Assembly Language Maintains A One-To-One Relationship With Any Processor.

Assembly language is the first and original programming language. Before that it was machine code. Hard coded numbers based on tables contained on hundreds of pages of poorly copied documentation. Furthermore all processors implement their respective machine code differently. No two machines share the same binary requirements. However: Most machines share a very common set of mathematical, logical and data manipulation set of instructions. Assemblers are the lowest form of programming interpreters designed to abstract machine code into a language. Being the first though it is a very primitive language. Albeit with unlimited control.

It's because of the dissimilarities even in languages such as Assembly that led to the development of C. Only those programmers that have studied processor architecture and written a lot of ASM code truly understand how closely the C language is coupled to a processor. None the less even a seasoned programmer would find it difficult to beat a C compiler on ASM code.

So Why Even Consider Assembly Language Programming.

I don't think I would have ever considered AVR assembly coding except that I already had a vast history in embedded assembly programming (so no problem), and, I was trying to get maximum performance interfacing some persnickety hardware. Originally the compiler generated code close to as efficient, in fact close enough, but it had a tendency to defer (optimize) certain operations to when they were logically needed not where they were declared in the code (flow) effecting the timing of a critical operation.

Aside from simple interrupt service routines I only use assembly as a convenient (and efficient) method for direct hardware access. Without the Arduino abstractions.

Including Assembly Language In The Arduino Environment.

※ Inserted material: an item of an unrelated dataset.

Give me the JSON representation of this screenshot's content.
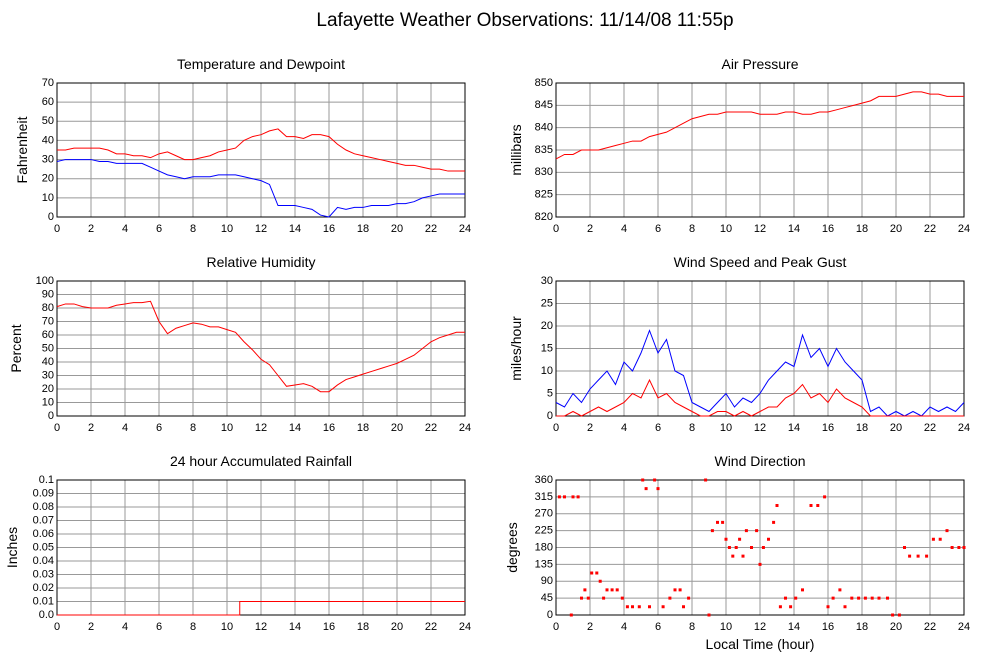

Aside from the tutorial on Assembly programming which is beyond the scope of this introduction the main interface to the Arduino environment is the accompanying header file that provides proper prototypes for the compiler and linker to resolve. These must be provided in the standard C format and must be bound by brackets containing an 'extern "C"' directive. To explain this, a very simple fragment of assembly code that is accessible to both C and C++ follows.

#define TEMPA R18
#define TEMPB R19

#define RPARAM1 R24
#define RPARAM2 R26

; Digit sync active low.
.equ REG_PORTA, 0X02
.equ REG_DDRA,  0X01
.equ REG_PINA,  0X00
; Segment source active high.
.equ REG_PORTC, 0X08
.equ REG_DDRC,  0X07
.equ REG_PINC,  0X06

;-----------------------------------------------------------------------------
.global led_init_strobe
led_init_strobe:
    LDI     TEMPA,0XFF
    OUT     REG_PORTA,TEMPA      ;
    LDI     TEMPA,0X00
    OUT     REG_PORTC,TEMPA      ;
    LDI     TEMPA,0XFF
    OUT     REG_DDRA,TEMPA       ;
    OUT     REG_DDRC,TEMPA       ;
    RET

;-----------------------------------------------------------------------------
.global led_enable_digit
led_enable_digit:
    OUT     REG_PORTA,RPARAM1    ;
    RET

;-----------------------------------------------------------------------------
.global led_write_segments
led_write_segments:
    OUT     REG_PORTC,RPARAM1    ;
    RET

The accompanying header file for this fragment would look something like this...

extern "C" {

#include <stdint.h>

void led_init_strobe(void);
void led_enable_digit(uint8_t);
void led_write_segments(uint8_t);

}

Notice that in this example parameters are passed from C (or C++). Parameters (any size or type) can freely be passed between C and Assembly. In both directions. The avr-gcc tools are quite specific on register usage and parameter passing convention.

Bottom Line.

Unless a program has a very special requirement (timing, hardware) it would be careless to assume that you could generate more efficient machine code then such a brilliant compiler. I have read several hundred pages of Atmel AVR processor specifications. And the compiler still understands more then I'll ever know.

It's got my trust.